Just type text.take(2) and you will see that your code is working. Below command should help

text = sc.textFile("hdfs:///user/cvkonduru7525/Audio.txt")
text.take(2)

rjsohoni · July 18, 2019, 11:32am

Hi,

I specified the file path as you mentioned for Linux(web console) as below -

distFile = sc.textFile(“file:///home/rjsohoni9630/data.txt”)

and then am trying to do this - distFile.take(5)
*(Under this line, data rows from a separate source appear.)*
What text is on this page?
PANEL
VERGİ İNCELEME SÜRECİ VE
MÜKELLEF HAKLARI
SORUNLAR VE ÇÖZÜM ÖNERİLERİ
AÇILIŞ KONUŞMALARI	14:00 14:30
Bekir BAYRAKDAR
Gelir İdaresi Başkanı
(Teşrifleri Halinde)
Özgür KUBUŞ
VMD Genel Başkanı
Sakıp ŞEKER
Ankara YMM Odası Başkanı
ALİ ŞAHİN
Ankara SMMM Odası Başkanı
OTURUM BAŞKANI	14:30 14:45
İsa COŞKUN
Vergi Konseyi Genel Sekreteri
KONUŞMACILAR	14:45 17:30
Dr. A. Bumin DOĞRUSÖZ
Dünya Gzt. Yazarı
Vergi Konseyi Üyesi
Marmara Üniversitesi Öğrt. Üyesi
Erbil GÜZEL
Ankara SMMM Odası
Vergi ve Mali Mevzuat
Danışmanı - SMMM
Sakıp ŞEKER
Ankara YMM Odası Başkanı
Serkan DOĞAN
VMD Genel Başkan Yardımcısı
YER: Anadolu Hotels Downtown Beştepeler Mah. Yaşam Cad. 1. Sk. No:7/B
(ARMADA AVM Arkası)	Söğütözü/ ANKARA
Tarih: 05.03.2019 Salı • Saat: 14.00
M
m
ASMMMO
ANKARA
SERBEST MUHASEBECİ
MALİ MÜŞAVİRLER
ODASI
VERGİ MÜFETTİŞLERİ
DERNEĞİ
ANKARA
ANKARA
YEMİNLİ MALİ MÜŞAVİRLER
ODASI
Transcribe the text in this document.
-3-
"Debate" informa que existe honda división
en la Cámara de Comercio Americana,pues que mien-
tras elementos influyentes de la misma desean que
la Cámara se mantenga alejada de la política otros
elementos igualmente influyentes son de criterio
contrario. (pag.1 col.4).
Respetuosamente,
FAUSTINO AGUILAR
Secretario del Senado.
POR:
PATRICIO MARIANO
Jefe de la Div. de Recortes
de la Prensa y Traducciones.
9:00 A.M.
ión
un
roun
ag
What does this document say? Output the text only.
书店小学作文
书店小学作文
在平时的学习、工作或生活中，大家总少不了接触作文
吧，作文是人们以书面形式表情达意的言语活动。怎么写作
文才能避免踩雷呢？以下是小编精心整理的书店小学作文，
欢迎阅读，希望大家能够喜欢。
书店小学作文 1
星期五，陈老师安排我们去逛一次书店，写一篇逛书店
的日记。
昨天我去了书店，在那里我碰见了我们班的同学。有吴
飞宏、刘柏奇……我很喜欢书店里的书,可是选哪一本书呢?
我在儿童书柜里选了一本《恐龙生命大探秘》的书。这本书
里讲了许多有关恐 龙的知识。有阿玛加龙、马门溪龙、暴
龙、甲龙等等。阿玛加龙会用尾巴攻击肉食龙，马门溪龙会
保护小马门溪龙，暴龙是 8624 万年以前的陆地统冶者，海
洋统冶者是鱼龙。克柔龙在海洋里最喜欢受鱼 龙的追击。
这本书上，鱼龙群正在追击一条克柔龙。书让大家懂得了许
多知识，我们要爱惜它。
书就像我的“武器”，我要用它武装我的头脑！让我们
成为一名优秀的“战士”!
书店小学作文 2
Still it is throwing error as -

Py4JJavaError: An error occurred while calling o288.partitions.
: org.apache.hadoop.mapred.InvalidInputException: Input path does not exist: hdfs:/user/rjsohoni9630/data.txt
at org.apache.hadoop.mapred.FileInputFormat.singleThreadedListStatus(FileInputFormat.java:287)
at org.apache.hadoop.mapred.FileInputFormat.listStatus(FileInputFormat.java:229)
at org.apache.hadoop.mapred.FileInputFormat.getSplits(FileInputFormat.java:315)
at org.apache.spark.rdd.HadoopRDD.getPartitions(HadoopRDD.scala:200)
at org.apache.spark.rdd.RDD$$anonfun$partitions$2.apply(RDD.scala:253)
at org.apache.spark.rdd.RDD$$anonfun$partitions$2.apply(RDD.scala:251)
at scala.Option.getOrElse(Option.scala:121)
at org.apache.spark.rdd.RDD.partitions(RDD.scala:251)
at org.apache.spark.rdd.MapPartitionsRDD.getPartitions(MapPartitionsRDD.scala:35)
at org.apache.spark.rdd.RDD$$anonfun$partitions$2.apply(RDD.scala:253)
at org.apache.spark.rdd.RDD$$anonfun$partitions$2.apply(RDD.scala:251)
at scala.Option.getOrElse(Option.scala:121)
at org.apache.spark.rdd.RDD.partitions(RDD.scala:251)
at org.apache.spark.api.java.JavaRDDLike$class.partitions(JavaRDDLike.scala:61)
at org.apache.spark.api.java.AbstractJavaRDDLike.partitions(JavaRDDLike.scala:45)
at sun.reflect.NativeMethodAccessorImpl.invoke0(Native Method)
at sun.reflect.NativeMethodAccessorImpl.invoke(NativeMethodAccessorImpl.java:62)
at sun.reflect.DelegatingMethodAccessorImpl.invoke(DelegatingMethodAccessorImpl.java:43)
at java.lang.reflect.Method.invoke(Method.java:498)
at py4j.reflection.MethodInvoker.invoke(MethodInvoker.java:244)
at py4j.reflection.ReflectionEngine.invoke(ReflectionEngine.java:357)
at py4j.Gateway.invoke(Gateway.java:282)
at py4j.commands.AbstractCommand.invokeMethod(AbstractCommand.java:132)
at py4j.commands.CallCommand.execute(CallCommand.java:79)
at py4j.GatewayConnection.run(GatewayConnection.java:214)
at java.lang.Thread.run(Thread.java:745)

Please help me with this.

sgiri · September 13, 2019, 2:44pm

please upload the file in HDFS and use from there.